Henry Crabb Robinson, 30 Russell Square, London, to Mary Wordsworth, [Rydal Mount], 3 December [18]49.
30 Russell Square
3 Decr 49.
My dear friend
I rejoiced at the reception of your letter – Had it been addressed to any one the mere hand writing so clear and so firm would have given me pleasure, contrasted as it was with the hardly legible lines under my brother’s hand received at the same time – But to receive so cordial an invitation from you was really a high enjoyment – You say you have hope that nothing will occur to impede my being with you at the usual time – Most anxiously do I wish this may be the case – But this is very uncertain –
I lately learned to my great astonishment that it is now seven years since my brother has sustained these severe epileptic attacks which sometimes by sudden blast carry off the sufferer – More frequently his mind perishes by “slow decline” – There has been one great consolation during this long trial His perceptive powers have been weakend But his moral feelings, his affections have never been perverted – And he has been for the greater part of the time quite happy – My visits to him have been frequent – Indeed I have placed myself at the Service of my niece, who is the most assiduous & kind of attendants – I go to Bury when she wishes for me, And I stay as long as she approves of it – She sometimes thinks that my presence is too exciting – I wrote to her on Saturday, informed her of your very gratifying letter, but that she, not I, should determine about my availing myself of your invitation – I need not say how much I desire once more to enjoy a Rydal Christmas – I shall miss certainly my walk to Grasmere before breakfast but the Sum total of enjoyment will not be sensibly diminished
I was lately at Brighton for nine days my great nephew is there under the care of his Aunt, for a change of air & a milder climate were prescribed – And his fond mother has no other consolation for the loss of her childs company, but ^than^ the consciousness of discharging a duty of affliction to her father in law – her own mother older than my brother is her companion – She is afflicted also by a stricture of the throat And is in danger of death from starvation – So sad a house is that at Bury –!

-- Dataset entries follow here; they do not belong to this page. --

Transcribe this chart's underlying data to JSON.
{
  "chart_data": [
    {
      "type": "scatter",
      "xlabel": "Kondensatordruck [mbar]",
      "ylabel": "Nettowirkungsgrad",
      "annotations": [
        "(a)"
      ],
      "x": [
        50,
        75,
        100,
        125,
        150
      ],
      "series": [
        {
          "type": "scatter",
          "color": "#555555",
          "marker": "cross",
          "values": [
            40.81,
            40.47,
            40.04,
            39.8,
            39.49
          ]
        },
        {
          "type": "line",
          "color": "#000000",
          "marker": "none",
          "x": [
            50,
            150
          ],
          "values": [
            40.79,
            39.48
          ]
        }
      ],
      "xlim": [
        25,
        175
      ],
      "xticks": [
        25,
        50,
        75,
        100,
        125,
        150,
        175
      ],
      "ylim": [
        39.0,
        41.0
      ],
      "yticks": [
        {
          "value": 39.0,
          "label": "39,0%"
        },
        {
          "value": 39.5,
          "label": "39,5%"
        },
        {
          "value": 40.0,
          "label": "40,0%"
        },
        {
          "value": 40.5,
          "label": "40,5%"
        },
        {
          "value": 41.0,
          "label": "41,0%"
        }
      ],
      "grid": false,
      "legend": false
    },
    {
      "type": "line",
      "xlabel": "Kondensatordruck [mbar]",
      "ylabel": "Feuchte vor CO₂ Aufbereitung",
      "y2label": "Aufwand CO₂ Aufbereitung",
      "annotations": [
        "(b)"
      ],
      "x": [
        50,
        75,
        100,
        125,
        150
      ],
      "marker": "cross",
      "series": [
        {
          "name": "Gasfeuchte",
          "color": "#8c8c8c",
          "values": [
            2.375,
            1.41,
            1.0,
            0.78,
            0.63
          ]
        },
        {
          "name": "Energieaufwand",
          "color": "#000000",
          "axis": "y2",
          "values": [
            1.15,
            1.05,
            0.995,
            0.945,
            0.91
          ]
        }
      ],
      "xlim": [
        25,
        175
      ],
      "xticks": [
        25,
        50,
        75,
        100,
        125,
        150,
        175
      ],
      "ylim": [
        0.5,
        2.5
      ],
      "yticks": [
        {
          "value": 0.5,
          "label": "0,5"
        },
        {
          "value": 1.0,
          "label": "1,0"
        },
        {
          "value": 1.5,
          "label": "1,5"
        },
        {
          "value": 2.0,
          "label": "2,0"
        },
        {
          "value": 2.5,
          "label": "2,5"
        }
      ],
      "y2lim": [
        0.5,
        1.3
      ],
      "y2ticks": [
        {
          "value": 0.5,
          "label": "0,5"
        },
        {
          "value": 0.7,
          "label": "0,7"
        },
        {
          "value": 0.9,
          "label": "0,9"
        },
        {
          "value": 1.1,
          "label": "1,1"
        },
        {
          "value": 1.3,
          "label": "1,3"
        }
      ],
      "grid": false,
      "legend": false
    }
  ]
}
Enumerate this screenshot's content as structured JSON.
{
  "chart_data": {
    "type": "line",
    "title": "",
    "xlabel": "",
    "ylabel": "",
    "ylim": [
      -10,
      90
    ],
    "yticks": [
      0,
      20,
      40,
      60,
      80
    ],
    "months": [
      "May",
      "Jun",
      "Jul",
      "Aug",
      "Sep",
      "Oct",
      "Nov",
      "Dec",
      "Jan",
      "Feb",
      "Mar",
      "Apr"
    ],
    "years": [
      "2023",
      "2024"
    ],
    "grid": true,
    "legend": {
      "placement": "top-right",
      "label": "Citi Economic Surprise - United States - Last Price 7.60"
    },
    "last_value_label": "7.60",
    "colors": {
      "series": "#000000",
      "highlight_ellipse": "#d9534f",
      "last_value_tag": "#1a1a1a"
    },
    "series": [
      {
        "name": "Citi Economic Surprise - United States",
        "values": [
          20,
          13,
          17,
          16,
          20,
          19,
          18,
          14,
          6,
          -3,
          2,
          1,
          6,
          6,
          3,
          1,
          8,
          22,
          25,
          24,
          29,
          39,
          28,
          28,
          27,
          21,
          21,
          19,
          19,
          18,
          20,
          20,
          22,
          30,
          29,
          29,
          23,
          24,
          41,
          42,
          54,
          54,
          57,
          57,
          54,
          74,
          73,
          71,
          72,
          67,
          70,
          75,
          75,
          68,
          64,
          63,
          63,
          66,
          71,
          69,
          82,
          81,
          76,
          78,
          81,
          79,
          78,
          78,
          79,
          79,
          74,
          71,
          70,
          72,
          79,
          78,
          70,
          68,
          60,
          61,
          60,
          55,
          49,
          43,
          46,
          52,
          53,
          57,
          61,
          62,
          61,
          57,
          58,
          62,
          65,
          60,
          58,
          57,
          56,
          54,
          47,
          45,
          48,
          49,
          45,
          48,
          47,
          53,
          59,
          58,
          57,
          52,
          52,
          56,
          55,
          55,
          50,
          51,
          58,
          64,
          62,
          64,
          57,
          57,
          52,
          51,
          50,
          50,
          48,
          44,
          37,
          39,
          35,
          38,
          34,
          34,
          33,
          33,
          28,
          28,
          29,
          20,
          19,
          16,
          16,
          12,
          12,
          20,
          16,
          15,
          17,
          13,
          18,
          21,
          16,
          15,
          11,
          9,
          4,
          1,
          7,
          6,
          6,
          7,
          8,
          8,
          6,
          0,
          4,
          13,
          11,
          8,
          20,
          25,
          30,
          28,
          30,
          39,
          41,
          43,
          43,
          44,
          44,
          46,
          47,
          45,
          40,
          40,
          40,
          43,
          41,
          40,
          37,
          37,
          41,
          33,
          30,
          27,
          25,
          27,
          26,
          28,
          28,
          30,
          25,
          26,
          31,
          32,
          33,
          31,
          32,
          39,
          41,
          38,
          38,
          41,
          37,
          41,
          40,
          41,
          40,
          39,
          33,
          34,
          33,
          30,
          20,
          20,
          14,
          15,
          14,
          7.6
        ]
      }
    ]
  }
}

When at Brighton I saw repeatedly Miss Rogers – Her brother was with her – I dined once with her – It was a pleasure to her to sit at the head of the table And make a shew of doing the honour with her paralytic hands – a mere shew of course. On Tuesday I came up, taking the early train in order to breakfast in St James’s Place – I was there in good time Such are the results of Rail Road Travelling
At Brighton I called twice on Mr Graham It really does one good to look on the benignant smile of his fine face – There is something very attractive & even gracious in his look His Son is gone to the South, I suppose for his health – He is expecting – I should say was – his daughter on whom his affections are now so concentrated – They spoke of her health as good now And I hope you share in the same favorable opinion –
Brighton was very full & very gay when I was there – But gay people now give me no pleasure, not that I am myself triste This morning I have been breakfasting again with Rogers, having done so twice last week – He is more unchanged than you could have imagined – He retains his old habits – repeats his favorite passages from poets & prosaists, and tells again & again his old anecdotes, to his old associates –
He has a Knot who usually meet on Tuesdays at his house, of whom those one most frequently meets are his nephew Sam: Sharpe, Luttrell, Harness, Dyce, & Mitford three ecclesiastics of whom the two latter are at large And the first tho’ an incumbent is quite as much of a <–> liberator as he is of a divine – Dr Henderson &c And of late I have joined them – At each of the late three visits Rogers has expatiated on the beauty of the head in the small folio Vol: I have seen the first two Vols of the new edition, but shall not appropriate it until it is complete Mrs Coleridge is looking very nicely –
I learn this morning from the Ecclesiastical sources that there is a forthcoming election at Cambr: of the Regius Professorship of Divinity And that Dr Christ: Wordsworth And Mr French Archdeacon Hare’s friend are the rival candidates – The disputatious controversialists are eagerly bent on the impending trial before the Privy Council Judicial Comme of the great question of baptismal regenerations. Numerous secessions are threatned whatever the decision may be – Parties are growing daily more & more vehement & contentious
You will wonder that I should presume to send you a Hymn which was sung at the opening of the Liverpool Chapel lately, not written for the occasion, tho’ meant composed as an for the Service of opening a place of religious worship I felt half ashamed of myself when I found it to be written by a person I know & very much dislike so I shall not be offended tho’ surprised if you tell me on the highest authority that it is worthless and that I ought not to have thought it worth while copying –
If I am able to visit you, I shall have a melancholy pleasure in making frequent calls on poor Mr Carr. To whom as well as to the Arnolds Davys &c &c I desire my kind remembrances –
To your own family in which I included Mr Quillinan my especial & best regards – I believe I own him an answer to a short note in answer to a gossipping & rambling letter –
Affectionately your’s
H. C. Robinson
Mrs Wordsworth
Text: WLL, Robinson, Henry Crabb/18, Wordsworth Trust and Museum, Grasmere. Robinson writes in his diary on 3 December 1849: ‘I left home early to breakfast with Rogers, Tagart, Henderson, Harness & Mitford – a lively 2½ hours. Then at the Athen: where I wrote two long letters – one to Mrs Wordsworth chiefly on the uncertainty of my going to Rydal at the Christmas as usual and the other to Mrs Coleridge who sent me a letter from Miss Fenwick. They both want me to write to Wordsworth to induce him to make a settlement on a nice of Southey who is in poverty. I wrote at length shewing that I ought not to do so as I do not know Miss Southey myself and could only write being set on by others – and this indirect & circuitous mode of making the application would be justly offensive.’